Forse una “partecipazione nella formazione” no, ma sicuramente qualche
suggerimento da dare a D’Alema - o chi per lui - Borrelli se lo è
lasciato fuggire: «Da questo o da qualunque altro governo mi attendo
che i problemi della giustizia vengano analizzati e risolti con spirito
molto pragmatico». In primo luogo, «una semplificazione»
delle procedure. Ma lo spunto principale, anticipato con quella battuta
sulla “amicizia e stima” - contro gli “screzi” invece avuti con i polisti
Alfredo Biondi e Filippo Mancuso -, Borrelli se lo è riservato per
il termine della cerimonia, quando viene circondato da microfoni e telecamere.

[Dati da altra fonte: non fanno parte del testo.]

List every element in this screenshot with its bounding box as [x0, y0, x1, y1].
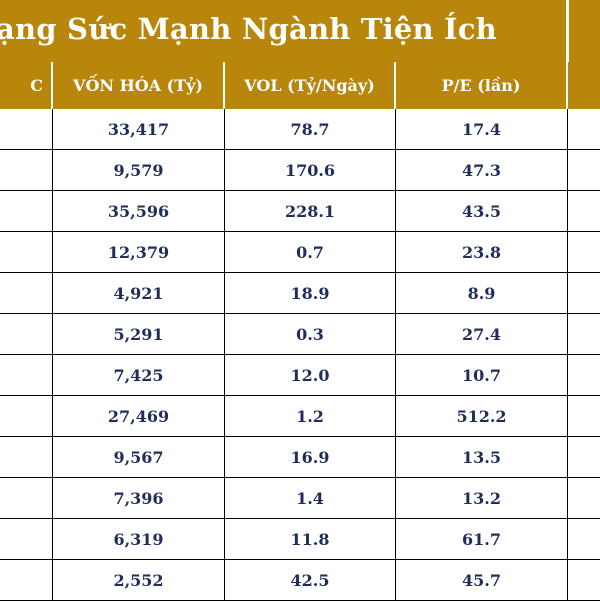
cell-code: [0, 314, 53, 354]
table-row: 9,567 16.9 13.5: [0, 437, 600, 478]
cell-market-cap: 7,396: [53, 478, 225, 518]
cell-code: [0, 519, 53, 559]
cell-volume: 16.9: [225, 437, 396, 477]
table-row: 33,417 78.7 17.4: [0, 109, 600, 150]
cell-pe: 8.9: [396, 273, 568, 313]
cell-code: [0, 437, 53, 477]
header-volume: VOL (Tỷ/Ngày): [225, 62, 396, 109]
cell-market-cap: 5,291: [53, 314, 225, 354]
table-row: 9,579 170.6 47.3: [0, 150, 600, 191]
cell-code: [0, 396, 53, 436]
cell-volume: 170.6: [225, 150, 396, 190]
table-row: 7,396 1.4 13.2: [0, 478, 600, 519]
cell-pe: 13.2: [396, 478, 568, 518]
table-row: 4,921 18.9 8.9: [0, 273, 600, 314]
cell-code: [0, 355, 53, 395]
cell-market-cap: 33,417: [53, 109, 225, 149]
cell-extra: [568, 109, 600, 149]
header-market-cap: VỐN HÓA (Tỷ): [53, 62, 225, 109]
cell-volume: 0.3: [225, 314, 396, 354]
cell-pe: 10.7: [396, 355, 568, 395]
cell-volume: 78.7: [225, 109, 396, 149]
cell-market-cap: 35,596: [53, 191, 225, 231]
cell-extra: [568, 519, 600, 559]
title-bar: ạng Sức Mạnh Ngành Tiện Ích: [0, 0, 600, 64]
cell-extra: [568, 396, 600, 436]
cell-volume: 11.8: [225, 519, 396, 559]
cell-market-cap: 6,319: [53, 519, 225, 559]
cell-code: [0, 150, 53, 190]
table-row: 12,379 0.7 23.8: [0, 232, 600, 273]
cell-volume: 18.9: [225, 273, 396, 313]
cell-volume: 12.0: [225, 355, 396, 395]
title-divider: [566, 0, 569, 62]
cell-extra: [568, 478, 600, 518]
cell-pe: 45.7: [396, 560, 568, 600]
table-row: 27,469 1.2 512.2: [0, 396, 600, 437]
cell-volume: 42.5: [225, 560, 396, 600]
cell-extra: [568, 150, 600, 190]
page-title: ạng Sức Mạnh Ngành Tiện Ích: [0, 12, 497, 46]
cell-code: [0, 478, 53, 518]
table-header: C VỐN HÓA (Tỷ) VOL (Tỷ/Ngày) P/E (lần): [0, 62, 600, 109]
cell-volume: 0.7: [225, 232, 396, 272]
cell-extra: [568, 232, 600, 272]
table-row: 7,425 12.0 10.7: [0, 355, 600, 396]
cell-pe: 17.4: [396, 109, 568, 149]
table-row: 6,319 11.8 61.7: [0, 519, 600, 560]
cell-extra: [568, 355, 600, 395]
cell-market-cap: 9,567: [53, 437, 225, 477]
cell-volume: 1.2: [225, 396, 396, 436]
cell-volume: 228.1: [225, 191, 396, 231]
cell-market-cap: 2,552: [53, 560, 225, 600]
cell-pe: 43.5: [396, 191, 568, 231]
cell-pe: 23.8: [396, 232, 568, 272]
cell-code: [0, 191, 53, 231]
cell-pe: 512.2: [396, 396, 568, 436]
cell-pe: 61.7: [396, 519, 568, 559]
cell-market-cap: 4,921: [53, 273, 225, 313]
cell-code: [0, 560, 53, 600]
cell-extra: [568, 273, 600, 313]
table-row: 2,552 42.5 45.7: [0, 560, 600, 601]
cell-extra: [568, 560, 600, 600]
cell-extra: [568, 314, 600, 354]
cell-market-cap: 27,469: [53, 396, 225, 436]
cell-code: [0, 109, 53, 149]
cell-market-cap: 7,425: [53, 355, 225, 395]
header-pe: P/E (lần): [396, 62, 568, 109]
cell-code: [0, 273, 53, 313]
cell-volume: 1.4: [225, 478, 396, 518]
table-row: 5,291 0.3 27.4: [0, 314, 600, 355]
cell-extra: [568, 191, 600, 231]
cell-market-cap: 12,379: [53, 232, 225, 272]
cell-pe: 13.5: [396, 437, 568, 477]
header-code: C: [0, 62, 53, 109]
table-row: 35,596 228.1 43.5: [0, 191, 600, 232]
cell-pe: 27.4: [396, 314, 568, 354]
cell-extra: [568, 437, 600, 477]
cell-pe: 47.3: [396, 150, 568, 190]
cell-code: [0, 232, 53, 272]
header-extra: [568, 62, 600, 109]
cell-market-cap: 9,579: [53, 150, 225, 190]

Proprio come Almerighi, il procuratore di Milano vede nel ministro Flick
la persona più adatta per poter proseguire, alla guida del dicastero
di Grazia e giustizia, nelle riforme avviate in questi anni, «ma
questo non significa assolutamente nulla». E ha aggiunto: «Ci
può essere rammarico che questo lavoro che aveva avviato Flick rischi
di rimanere incompiuto o di subire delle svolte o addirittura dei rimaneggiamenti
o un ripensamento da parte di altri. Le riforme della giustizia devono
collocarsi in tempi lunghi. Non possiamo illuderci di risolvere da un giorno
all’altro i problemi. Certo è che una instabilità politica
e un frequente mutamento dei titolari del dicastero, forse non giova alla
risoluzione di questi problemi che sono tanti». Eppure, nonostante
l’amicizia con Flick, Borrelli non perde l’occasione di togliersi un sassolino
dalla scarpa. E’ ancora il caso Davigo, sotto inchiesta per l’intervista
ad “America Oggi”, a tenere banco: «Lo ho difeso perchè reputo
un punto di estrema importanza da chiarire, anche nella giurisprudenza
e nell’interpretazione dei principi vigenti, la libertà di parola,
la libertà di pensiero del magistrato» che, non su specifici
provvedimenti, ma su «argomenti di carattere più generale»
deve essere uguale a quella «che compete a ogni cittadino».